A Brescia, ad esempio, in occasione del diffondersi del vaiolo, sia in città che nelle località vicine ai suoi sobborghi, ci aveva pensato l’allora prefetto Angelo Cova (1834–1921) ad imporre la vaccinazione obbligatoria, per la tutela della salute pubblica, pronunciandosi nel rispetto delle disposizioni sanitarie che il quotidiano “La Sentinella Bresciana” del 16 aprile 1902 non mancava di rimarcare, mediante l’informazione apportata a sopravvivente spaccato indicativo di quale fosse, nel bresciano, il problema che si cercasse allora di affrontare: “L’onorevole Sindaco rende di pubblica ragione il seguente Decreto Prefettizio: “Visto che nei sobborghi di Sant’Alessandro, S. Nazaro, Fornaci, appartenenti al Comune di Brescia si sono verificati dei casi di vaiolo, ritenuta la necessità dell’applicazione di provvedimenti speciali adatti ad impedire, per quanto è possibile, la diffusione dell’infezione nel resto del Comune; ritenuto che una rivaccinazione eseguita su larga scala si è sempre dimostrata come il più sicuro mezzo per combattere le epidemie vaiuolose, visti gli art. 47 e 51 della legge 22 dicembre 1888 n. 5849; l’art. 129 del Regolamento generale sanitario del 3 febbraio 1901, il quale comprende il vaiuolo tra le malattie infettive diffusive; l’art. 15 del Regolamento del 29 marzo 1892, sulla vaccinazione obbligatoria, e l’art. 3 della legge comunale e provinciale, sentito il Consiglio Sanitario Provinciale, ordina che tutti gli abitanti dei sobborghi di Sant’Alessandro, S. Nazzaro e Fornaci, siano tenuti a sottoporsi alla vaccinazione. Sono esenti da tale obbligo le persone che proveranno di aver subito l’innesto con esito positivo da meno di anni otto e quelle che il medico vaccinatore riconosca per ragioni speciali di poter esentare.
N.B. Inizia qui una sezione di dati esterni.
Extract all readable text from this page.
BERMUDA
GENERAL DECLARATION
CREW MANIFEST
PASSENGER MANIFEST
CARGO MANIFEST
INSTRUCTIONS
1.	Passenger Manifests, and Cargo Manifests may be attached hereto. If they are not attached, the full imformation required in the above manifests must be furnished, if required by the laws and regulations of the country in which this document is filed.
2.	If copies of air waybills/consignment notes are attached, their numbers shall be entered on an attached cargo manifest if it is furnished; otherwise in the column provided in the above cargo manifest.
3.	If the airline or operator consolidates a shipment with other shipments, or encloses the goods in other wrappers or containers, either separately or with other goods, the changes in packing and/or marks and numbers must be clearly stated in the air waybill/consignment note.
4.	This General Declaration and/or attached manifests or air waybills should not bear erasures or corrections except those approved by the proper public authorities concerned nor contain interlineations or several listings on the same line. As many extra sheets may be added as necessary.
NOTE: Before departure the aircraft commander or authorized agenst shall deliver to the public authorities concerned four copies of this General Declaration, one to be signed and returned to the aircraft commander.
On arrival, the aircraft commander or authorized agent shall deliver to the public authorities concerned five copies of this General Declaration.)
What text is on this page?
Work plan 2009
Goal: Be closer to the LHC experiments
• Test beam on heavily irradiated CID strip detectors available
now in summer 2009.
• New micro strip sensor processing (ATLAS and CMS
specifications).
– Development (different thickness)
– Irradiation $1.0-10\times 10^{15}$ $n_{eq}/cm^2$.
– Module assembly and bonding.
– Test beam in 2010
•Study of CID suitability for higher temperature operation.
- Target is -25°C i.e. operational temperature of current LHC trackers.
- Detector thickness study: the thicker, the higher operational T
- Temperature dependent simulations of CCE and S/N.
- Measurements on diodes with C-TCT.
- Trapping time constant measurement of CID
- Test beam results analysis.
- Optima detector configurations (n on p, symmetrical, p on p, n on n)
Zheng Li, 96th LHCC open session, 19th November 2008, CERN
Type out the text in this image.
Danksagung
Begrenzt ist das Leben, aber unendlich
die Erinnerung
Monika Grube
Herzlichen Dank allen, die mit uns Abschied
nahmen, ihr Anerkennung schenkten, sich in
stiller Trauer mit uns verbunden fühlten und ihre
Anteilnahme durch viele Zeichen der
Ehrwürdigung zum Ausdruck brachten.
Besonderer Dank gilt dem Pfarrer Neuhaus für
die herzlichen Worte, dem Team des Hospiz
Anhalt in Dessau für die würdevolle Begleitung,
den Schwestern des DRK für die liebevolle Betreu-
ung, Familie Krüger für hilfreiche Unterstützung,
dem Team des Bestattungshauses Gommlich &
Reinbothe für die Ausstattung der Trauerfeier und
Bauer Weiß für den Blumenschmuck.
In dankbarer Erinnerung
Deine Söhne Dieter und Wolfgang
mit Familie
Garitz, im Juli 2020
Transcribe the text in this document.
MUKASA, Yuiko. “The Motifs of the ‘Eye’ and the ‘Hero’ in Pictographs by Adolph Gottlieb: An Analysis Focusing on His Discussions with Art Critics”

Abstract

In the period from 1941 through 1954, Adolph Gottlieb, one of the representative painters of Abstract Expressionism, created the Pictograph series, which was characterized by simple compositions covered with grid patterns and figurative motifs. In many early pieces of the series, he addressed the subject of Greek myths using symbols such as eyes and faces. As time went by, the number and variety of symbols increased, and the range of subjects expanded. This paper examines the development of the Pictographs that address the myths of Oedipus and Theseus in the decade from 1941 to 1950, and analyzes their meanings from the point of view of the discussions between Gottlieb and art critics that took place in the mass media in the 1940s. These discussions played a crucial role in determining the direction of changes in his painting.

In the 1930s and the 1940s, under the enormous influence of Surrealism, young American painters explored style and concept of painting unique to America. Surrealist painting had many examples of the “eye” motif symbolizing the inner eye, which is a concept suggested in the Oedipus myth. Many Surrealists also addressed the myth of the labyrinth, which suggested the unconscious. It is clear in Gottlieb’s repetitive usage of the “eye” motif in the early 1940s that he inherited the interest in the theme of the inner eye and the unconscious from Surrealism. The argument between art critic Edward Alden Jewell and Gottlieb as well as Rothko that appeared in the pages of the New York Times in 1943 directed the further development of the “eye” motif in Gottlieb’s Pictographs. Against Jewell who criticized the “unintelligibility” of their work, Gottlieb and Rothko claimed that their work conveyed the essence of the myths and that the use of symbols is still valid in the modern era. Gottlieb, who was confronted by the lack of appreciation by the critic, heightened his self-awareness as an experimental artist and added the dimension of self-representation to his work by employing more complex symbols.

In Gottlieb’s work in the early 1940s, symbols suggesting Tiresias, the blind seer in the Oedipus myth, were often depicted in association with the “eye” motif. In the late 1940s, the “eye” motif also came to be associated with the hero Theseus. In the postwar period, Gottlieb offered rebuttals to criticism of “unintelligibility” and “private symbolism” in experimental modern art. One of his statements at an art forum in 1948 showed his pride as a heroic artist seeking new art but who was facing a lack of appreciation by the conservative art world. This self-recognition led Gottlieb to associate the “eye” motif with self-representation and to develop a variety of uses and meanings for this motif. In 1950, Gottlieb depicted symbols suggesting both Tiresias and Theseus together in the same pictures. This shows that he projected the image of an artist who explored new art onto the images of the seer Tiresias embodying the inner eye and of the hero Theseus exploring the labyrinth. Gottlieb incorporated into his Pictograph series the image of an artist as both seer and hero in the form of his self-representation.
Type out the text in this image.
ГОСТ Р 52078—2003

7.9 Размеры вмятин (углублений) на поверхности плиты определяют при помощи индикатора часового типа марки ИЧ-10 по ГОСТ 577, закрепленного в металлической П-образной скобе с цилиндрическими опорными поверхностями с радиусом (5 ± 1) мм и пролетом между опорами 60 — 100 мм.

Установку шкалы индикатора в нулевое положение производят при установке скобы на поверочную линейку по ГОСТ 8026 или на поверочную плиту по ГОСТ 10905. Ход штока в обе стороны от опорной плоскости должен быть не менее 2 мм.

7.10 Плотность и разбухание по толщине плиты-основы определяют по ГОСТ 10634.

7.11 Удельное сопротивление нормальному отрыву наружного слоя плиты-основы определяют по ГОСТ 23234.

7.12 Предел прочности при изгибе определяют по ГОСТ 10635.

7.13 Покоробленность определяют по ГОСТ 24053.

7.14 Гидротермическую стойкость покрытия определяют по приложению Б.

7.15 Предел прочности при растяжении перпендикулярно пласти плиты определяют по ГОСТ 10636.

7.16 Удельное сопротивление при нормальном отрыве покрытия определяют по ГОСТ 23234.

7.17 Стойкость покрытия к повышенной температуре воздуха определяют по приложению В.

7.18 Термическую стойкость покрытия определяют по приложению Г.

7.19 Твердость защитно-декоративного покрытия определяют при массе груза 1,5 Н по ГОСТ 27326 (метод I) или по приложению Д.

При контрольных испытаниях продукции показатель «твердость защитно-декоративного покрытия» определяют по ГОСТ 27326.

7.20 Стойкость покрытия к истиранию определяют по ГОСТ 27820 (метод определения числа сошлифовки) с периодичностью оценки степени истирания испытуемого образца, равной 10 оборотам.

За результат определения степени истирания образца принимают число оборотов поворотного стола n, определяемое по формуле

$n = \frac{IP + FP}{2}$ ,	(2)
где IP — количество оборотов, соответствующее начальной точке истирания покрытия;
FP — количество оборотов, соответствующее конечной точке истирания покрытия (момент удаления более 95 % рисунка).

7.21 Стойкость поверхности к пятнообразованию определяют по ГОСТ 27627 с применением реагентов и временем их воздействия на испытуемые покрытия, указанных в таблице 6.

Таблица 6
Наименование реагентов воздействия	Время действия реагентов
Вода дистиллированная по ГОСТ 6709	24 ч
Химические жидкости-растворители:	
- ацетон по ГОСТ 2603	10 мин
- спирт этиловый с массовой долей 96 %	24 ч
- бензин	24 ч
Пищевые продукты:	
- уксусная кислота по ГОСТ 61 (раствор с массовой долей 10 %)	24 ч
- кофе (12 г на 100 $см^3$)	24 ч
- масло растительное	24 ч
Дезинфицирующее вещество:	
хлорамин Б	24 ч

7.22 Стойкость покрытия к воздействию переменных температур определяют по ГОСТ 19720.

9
I contravventori saranno deferiti all’autorità giudiziaria per i provvedimenti di sua competenza”.

Di concerto con questo quotidiano locale che pubblicava la citata ordinanza prefettizia, anche il giornale “La Provincia di Brescia” concorreva a promuovere la vaccinazione anti-vaiuolosa, andando, ad esempio, ad evidenziare, fra le sue pagine del 18 aprile 1902, un appello formulato in tal senso, sviluppandolo a modo di notizia, circa, cioè, un accenno a quanto era occorso a chi pare non avesse personalmente ottemperato all’incombenza vaccinale: “Fatevi vaccinare. Al fine di evitare spiacevoli inconvenienti, come quello toccato ai fratelli Del Bono Battista e Michele di Ospitaletto che, non avendo adempiuto all’obbligo della rivaccinazione furono dichiarati in contravvenzione e poi obbligati a subirla sotto minaccia d’arresto, è bene che ogni cittadino abitante nelle zone e nei Comuni infestati dal vaiuolo e per i quali è stato ordinata la rivaccinazione, si sottopongano alla stessa, risparmiando così noie a sé stessi e non costringendo le autorità a far uso di odiose misure repressive”.

Un ulteriore cenno esemplificativo dell’emergenza sanitaria, a quel tempo, in atto, derivava, fra altre esplicite menzioni giornalistiche emergenti dalla stampa dell’epoca, da un paio di attestazioni circa la problematica del contagio, ancora, in quei giorni, riscontrabile, pure in alcuni ambiti prossimi alla città, rilevati anche da quanto si era riferito da parte del medesimo giornale, alla data del 15 aprile 1902: “Il vaiuolo in Provincia. Ci scrivono da Travagliato, 14 aprile. Ammalati in cura 29, due casi nuovi, dei quali uno, in un bambino di 25 giorni che aveva la madre già ammalata di vaiuolo e che quindi si presenta grave per età, se non per la gravità del morbo; l’altro, in un ragazzo, al fienile Martora che venne subito isolato. Le disinfezioni si continuano con tutta cura e si è incominciata la verifica degli esiti dei vaccinati che, in massima, si presentano con esito positivo. Nella località “Cantinelle” in frazione Volta, s’ebbe ieri a verificare un caso di vaiuolo. Tanto il colpito, quanto la sua famiglia, furono ricoverati al lazzaretto”.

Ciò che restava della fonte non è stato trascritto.